In computational complexity theory, in-place algorithms include all algorithms with O(1) space complexity, the class DSPACE(1). This class is very limited; it equals the regular languages.[1] In fact, it does not even include any of the examples listed above.

For this reason, we also consider algorithms in L, the class of problems requiring O(log n) additional space, to be in-place.
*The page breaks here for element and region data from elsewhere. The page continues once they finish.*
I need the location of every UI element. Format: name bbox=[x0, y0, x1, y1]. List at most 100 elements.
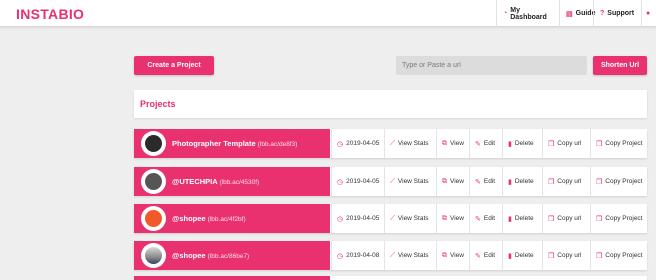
help-icon: ? bbox=[600, 10, 605, 17]
view-stats-button[interactable]: ⟋ View Stats bbox=[384, 241, 436, 270]
nav-support[interactable]: ? Support bbox=[593, 0, 641, 27]
create-project-button[interactable]: Create a Project bbox=[134, 56, 214, 75]
project-name: Photographer Template bbox=[172, 139, 256, 148]
copy-project-button[interactable]: ❐ Copy Project bbox=[590, 204, 647, 233]
edit-icon: ✎ bbox=[475, 140, 481, 148]
copy-url-button[interactable]: ❐ Copy url bbox=[542, 129, 590, 158]
user-icon: ● bbox=[646, 10, 651, 17]
project-row: @shopee (lbb.ac/4f2bf) ◷ 2019-04-05 ⟋ View… bbox=[134, 204, 647, 233]
view-stats-label: View Stats bbox=[397, 178, 429, 185]
project-date: ◷ 2019-04-05 bbox=[331, 167, 383, 196]
dashboard-icon: ◔ bbox=[503, 10, 508, 17]
project-date: ◷ 2019-04-08 bbox=[331, 241, 383, 270]
copy-url-button[interactable]: ❐ Copy url bbox=[542, 241, 590, 270]
book-icon: ▤ bbox=[566, 10, 573, 18]
copy-icon: ❐ bbox=[548, 178, 555, 186]
nav-my-dashboard[interactable]: ◔ My Dashboard bbox=[496, 0, 558, 27]
nav-support-label: Support bbox=[607, 10, 635, 17]
project-header[interactable]: @shopee (lbb.ac/86be7) bbox=[134, 241, 330, 270]
edit-label: Edit bbox=[483, 178, 496, 185]
edit-icon: ✎ bbox=[475, 178, 481, 186]
view-label: View bbox=[450, 178, 464, 185]
delete-label: Delete bbox=[514, 215, 534, 222]
view-stats-button[interactable]: ⟋ View Stats bbox=[384, 204, 436, 233]
project-date-label: 2019-04-05 bbox=[346, 215, 380, 222]
projects-title: Projects bbox=[140, 99, 176, 109]
project-title: Photographer Template (lbb.ac/de8f3) bbox=[172, 139, 297, 148]
project-name: @shopee bbox=[172, 214, 206, 223]
projects-panel: Projects bbox=[134, 90, 647, 118]
copy-project-button[interactable]: ❐ Copy Project bbox=[590, 167, 647, 196]
edit-label: Edit bbox=[483, 252, 496, 259]
shorten-url-button[interactable]: Shorten Url bbox=[593, 56, 647, 75]
avatar bbox=[141, 206, 166, 231]
chart-icon: ⟋ bbox=[390, 214, 395, 222]
url-input[interactable] bbox=[396, 56, 587, 75]
copy-url-label: Copy url bbox=[557, 252, 582, 259]
project-header[interactable]: @shopee (lbb.ac/4f2bf) bbox=[134, 204, 330, 233]
edit-button[interactable]: ✎ Edit bbox=[469, 241, 502, 270]
copy-project-label: Copy Project bbox=[605, 252, 643, 259]
project-header[interactable]: @UTECHPIA (lbb.ac/4530f) bbox=[134, 167, 330, 196]
project-header[interactable] bbox=[134, 276, 330, 280]
edit-label: Edit bbox=[483, 140, 496, 147]
project-header[interactable]: Photographer Template (lbb.ac/de8f3) bbox=[134, 129, 330, 158]
nav-my-dashboard-label: My Dashboard bbox=[510, 6, 547, 21]
project-date: ◷ 2019-04-05 bbox=[331, 204, 383, 233]
copy-project-label: Copy Project bbox=[605, 140, 643, 147]
nav-user[interactable]: ● bbox=[641, 0, 656, 27]
clock-icon: ◷ bbox=[337, 140, 344, 148]
edit-label: Edit bbox=[483, 215, 496, 222]
view-button[interactable]: ⧉ View bbox=[436, 129, 469, 158]
edit-button[interactable]: ✎ Edit bbox=[469, 204, 502, 233]
chart-icon: ⟋ bbox=[390, 251, 395, 259]
nav-guide[interactable]: ▤ Guide bbox=[559, 0, 595, 27]
copy-icon: ❐ bbox=[548, 252, 555, 260]
project-date-label: 2019-04-05 bbox=[346, 178, 380, 185]
project-short-link: (lbb.ac/4530f) bbox=[219, 179, 260, 186]
app-logo[interactable]: INSTABIO bbox=[16, 6, 84, 22]
project-row: Photographer Template (lbb.ac/de8f3) ◷ 20… bbox=[134, 129, 647, 158]
chart-icon: ⟋ bbox=[390, 139, 395, 147]
view-button[interactable]: ⧉ View bbox=[436, 204, 469, 233]
view-stats-label: View Stats bbox=[397, 215, 429, 222]
external-link-icon: ⧉ bbox=[442, 214, 447, 222]
external-link-icon: ⧉ bbox=[442, 251, 447, 259]
clock-icon: ◷ bbox=[337, 252, 344, 260]
trash-icon: ▮ bbox=[508, 252, 512, 260]
project-title: @shopee (lbb.ac/4f2bf) bbox=[172, 214, 246, 223]
copy-url-button[interactable]: ❐ Copy url bbox=[542, 167, 590, 196]
avatar bbox=[141, 131, 166, 156]
delete-label: Delete bbox=[514, 178, 534, 185]
view-button[interactable]: ⧉ View bbox=[436, 167, 469, 196]
edit-button[interactable]: ✎ Edit bbox=[469, 129, 502, 158]
copy-project-label: Copy Project bbox=[605, 215, 643, 222]
project-short-link: (lbb.ac/4f2bf) bbox=[207, 216, 246, 223]
copy-project-button[interactable]: ❐ Copy Project bbox=[590, 241, 647, 270]
view-stats-label: View Stats bbox=[397, 140, 429, 147]
project-short-link: (lbb.ac/86be7) bbox=[207, 253, 250, 260]
project-row: @UTECHPIA (lbb.ac/4530f) ◷ 2019-04-05 ⟋ Vi… bbox=[134, 167, 647, 196]
project-name: @UTECHPIA bbox=[172, 177, 218, 186]
edit-button[interactable]: ✎ Edit bbox=[469, 167, 502, 196]
delete-button[interactable]: ▮ Delete bbox=[502, 241, 542, 270]
view-stats-button[interactable]: ⟋ View Stats bbox=[384, 167, 436, 196]
chart-icon: ⟋ bbox=[390, 177, 395, 185]
view-button[interactable]: ⧉ View bbox=[436, 241, 469, 270]
delete-button[interactable]: ▮ Delete bbox=[502, 204, 542, 233]
view-label: View bbox=[450, 215, 464, 222]
avatar bbox=[141, 243, 166, 268]
trash-icon: ▮ bbox=[508, 140, 512, 148]
project-title: @shopee (lbb.ac/86be7) bbox=[172, 251, 249, 260]
copy-icon: ❐ bbox=[548, 215, 555, 223]
delete-button[interactable]: ▮ Delete bbox=[502, 129, 542, 158]
copy-url-button[interactable]: ❐ Copy url bbox=[542, 204, 590, 233]
copy-project-button[interactable]: ❐ Copy Project bbox=[590, 129, 647, 158]
clock-icon: ◷ bbox=[337, 215, 344, 223]
delete-button[interactable]: ▮ Delete bbox=[502, 167, 542, 196]
trash-icon: ▮ bbox=[508, 178, 512, 186]
view-stats-button[interactable]: ⟋ View Stats bbox=[384, 129, 436, 158]
project-short-link: (lbb.ac/de8f3) bbox=[257, 141, 298, 148]
copy-icon: ❐ bbox=[596, 252, 603, 260]
copy-url-label: Copy url bbox=[557, 215, 582, 222]
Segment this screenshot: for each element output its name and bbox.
And in the recent book From Mathematics to Generic Programming by Alexander Stepanov (original author of the STL) and Daniel Rose, page 215 offers the definition:

An algorithm is in-place (also called polylog space) if for an input of length n it uses O((log n)k) additional space, where k is a constant.

(I highly recommend the book, by the way.) If you’re only used to thinking about “in-place” intuitively, you could probably be persuaded that using constant extra space is admissible – after all, one probably has to use a few stack variables – but I think the idea that an algorithm is entitled to call itself “in-place” if it uses logarithmic extra space might be surprising. But that’s the technical definition; an author is entitled to call his or her algorithm “in-place” even though it uses O(log n) extra space (and includes the requirement to allocate that space).